“If I had only known this then!” ejaculated Mrs. Tucker.
“I knew it, but you had company then,” said Poindexter, with ironical gallantry, “and I wouldn’t disturb you.” Without saying how he knew it, he continued, “In the stage-coach you might be recognized. You must go in a private conveyance and alone; even I cannot go with you, for I must go on before and meet you there. Can you drive forty miles?”
Mrs. Tucker lifted up her abstracted pretty lids. “I once drove fifty—at home,” she returned simply.
“Good! And I dare say you did it then for fun. Do it now for something real and personal, as we lawyers say. You will have relays and a plan of the road. It’s rough weather for a pasear, but all the better for that. You’ll have less company on the road.”
“How soon can I go?” she asked.
“The sooner the better. I’ve arranged everything for you already,” he continued with a laugh. “Come now, that’s a compliment to you, isn’t it?” He smiled a moment in her steadfast, earnest face, and then said, more gravely, “You’ll do. Now listen.”
He then carefully detailed his plan. There was so little of excitement or mystery in their manner that the servant, who returned to light the gas, never knew that the ruin and bankruptcy of the house was being told before her, or that its mistress was planning her secret flight.
“Good afternoon. I will see you to-morrow then,” said Poindexter, raising his eyes to hers as the servant opened the door for him.
“Good afternoon,” repeated Mrs. Tucker, quietly answering his look. “You need not light the gas in my room, Mary,” she continued in the same tone of voice as the door closed upon him; “I shall lie down for a few moments, and then I may run over to the Robinsons for the evening.”

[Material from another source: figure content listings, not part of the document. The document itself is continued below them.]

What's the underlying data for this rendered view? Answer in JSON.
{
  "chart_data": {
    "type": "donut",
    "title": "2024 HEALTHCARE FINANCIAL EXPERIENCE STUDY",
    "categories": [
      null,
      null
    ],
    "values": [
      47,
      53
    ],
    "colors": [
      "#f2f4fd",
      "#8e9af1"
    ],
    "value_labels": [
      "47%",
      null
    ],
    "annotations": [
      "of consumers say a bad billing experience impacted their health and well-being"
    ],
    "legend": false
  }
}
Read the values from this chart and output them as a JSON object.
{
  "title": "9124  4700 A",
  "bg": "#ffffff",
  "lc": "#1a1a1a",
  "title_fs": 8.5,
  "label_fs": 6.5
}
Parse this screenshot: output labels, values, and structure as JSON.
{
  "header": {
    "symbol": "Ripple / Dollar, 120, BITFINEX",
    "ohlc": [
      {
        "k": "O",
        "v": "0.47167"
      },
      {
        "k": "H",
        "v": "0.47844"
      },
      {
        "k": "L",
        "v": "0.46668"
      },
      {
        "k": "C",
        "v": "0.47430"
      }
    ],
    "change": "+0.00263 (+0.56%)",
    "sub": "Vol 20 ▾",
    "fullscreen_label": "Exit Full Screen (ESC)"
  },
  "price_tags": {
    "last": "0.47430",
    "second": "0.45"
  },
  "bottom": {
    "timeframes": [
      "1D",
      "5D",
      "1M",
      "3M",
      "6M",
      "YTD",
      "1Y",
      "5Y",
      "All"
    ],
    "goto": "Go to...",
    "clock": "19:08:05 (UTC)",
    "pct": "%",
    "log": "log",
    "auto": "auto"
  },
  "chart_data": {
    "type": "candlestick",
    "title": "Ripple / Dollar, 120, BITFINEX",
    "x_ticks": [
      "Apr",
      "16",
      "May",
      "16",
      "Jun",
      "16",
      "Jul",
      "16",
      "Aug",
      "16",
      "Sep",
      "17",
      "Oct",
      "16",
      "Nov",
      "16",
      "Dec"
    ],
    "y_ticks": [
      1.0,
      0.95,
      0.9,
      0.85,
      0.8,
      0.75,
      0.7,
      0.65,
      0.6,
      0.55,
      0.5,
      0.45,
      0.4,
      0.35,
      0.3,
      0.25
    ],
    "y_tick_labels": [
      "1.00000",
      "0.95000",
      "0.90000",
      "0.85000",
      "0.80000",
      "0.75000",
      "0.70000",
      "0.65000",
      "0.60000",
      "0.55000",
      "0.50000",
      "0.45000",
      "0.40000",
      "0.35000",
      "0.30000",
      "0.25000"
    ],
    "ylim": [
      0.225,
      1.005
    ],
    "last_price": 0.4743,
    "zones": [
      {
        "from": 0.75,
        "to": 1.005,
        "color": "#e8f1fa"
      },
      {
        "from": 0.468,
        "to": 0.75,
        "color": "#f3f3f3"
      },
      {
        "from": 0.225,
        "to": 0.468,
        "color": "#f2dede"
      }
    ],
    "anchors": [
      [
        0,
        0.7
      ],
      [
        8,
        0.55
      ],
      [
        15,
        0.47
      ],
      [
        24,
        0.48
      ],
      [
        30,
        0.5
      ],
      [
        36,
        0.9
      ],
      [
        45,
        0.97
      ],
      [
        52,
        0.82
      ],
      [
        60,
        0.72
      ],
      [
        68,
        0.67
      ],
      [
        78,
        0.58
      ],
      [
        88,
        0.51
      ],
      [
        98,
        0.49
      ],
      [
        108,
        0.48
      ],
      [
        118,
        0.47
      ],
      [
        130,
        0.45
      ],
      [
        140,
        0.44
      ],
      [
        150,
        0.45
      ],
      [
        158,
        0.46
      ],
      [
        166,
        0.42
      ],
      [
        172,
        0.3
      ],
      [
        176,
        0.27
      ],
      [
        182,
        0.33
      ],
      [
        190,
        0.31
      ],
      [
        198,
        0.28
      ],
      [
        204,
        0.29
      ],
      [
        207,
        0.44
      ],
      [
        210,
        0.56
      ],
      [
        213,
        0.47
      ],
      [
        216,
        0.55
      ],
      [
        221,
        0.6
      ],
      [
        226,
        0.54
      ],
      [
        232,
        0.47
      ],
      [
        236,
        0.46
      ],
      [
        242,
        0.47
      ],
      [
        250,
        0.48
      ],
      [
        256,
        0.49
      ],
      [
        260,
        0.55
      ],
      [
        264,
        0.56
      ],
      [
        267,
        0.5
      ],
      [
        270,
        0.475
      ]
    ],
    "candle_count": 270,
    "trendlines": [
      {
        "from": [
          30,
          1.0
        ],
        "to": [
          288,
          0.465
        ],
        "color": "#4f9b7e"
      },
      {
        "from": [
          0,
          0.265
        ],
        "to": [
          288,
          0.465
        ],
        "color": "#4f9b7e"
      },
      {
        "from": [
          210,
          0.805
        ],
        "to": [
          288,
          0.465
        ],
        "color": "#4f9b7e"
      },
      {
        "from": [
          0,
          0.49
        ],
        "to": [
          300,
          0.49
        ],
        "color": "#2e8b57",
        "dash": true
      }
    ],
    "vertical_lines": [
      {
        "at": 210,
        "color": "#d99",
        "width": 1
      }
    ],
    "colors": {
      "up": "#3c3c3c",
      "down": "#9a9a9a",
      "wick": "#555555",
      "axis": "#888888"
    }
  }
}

She regained her room composedly. The longing desire to bury her head in her pillow and “think out” her position had gone. She did not apostrophize her fate, she did not weep; few real women do in the access of calamity, or when there is anything else to be done. She felt that she knew it all; she believed she had sounded the profoundest depths of the disaster, and seemed already so old in her experience that she almost fancied she had been prepared for it. Perhaps she did not fully appreciate it. To a life like hers it was only an incident, the mere turning of a page of the illimitable book of youth; the breaking up of what she now felt had become a monotony. In fact, she was not quite sure she had ever been satisfied with their present success. Had it brought her all she expected? She wanted to say this to her husband, not only to comfort him, poor fellow, but that they might come to a better understanding of life in the future. She was not perhaps different from other loving women, who, believing in this unattainable goal of matrimony, have sought it in the various episodes of fortune or reverses, in the bearing of children, or the loss of friends. In her childless experience there was no other life that had taken root in her circumstances and might suffer transplantation; only she and her husband could lose or profit by the change. The “perfect” understanding would come under other conditions than these.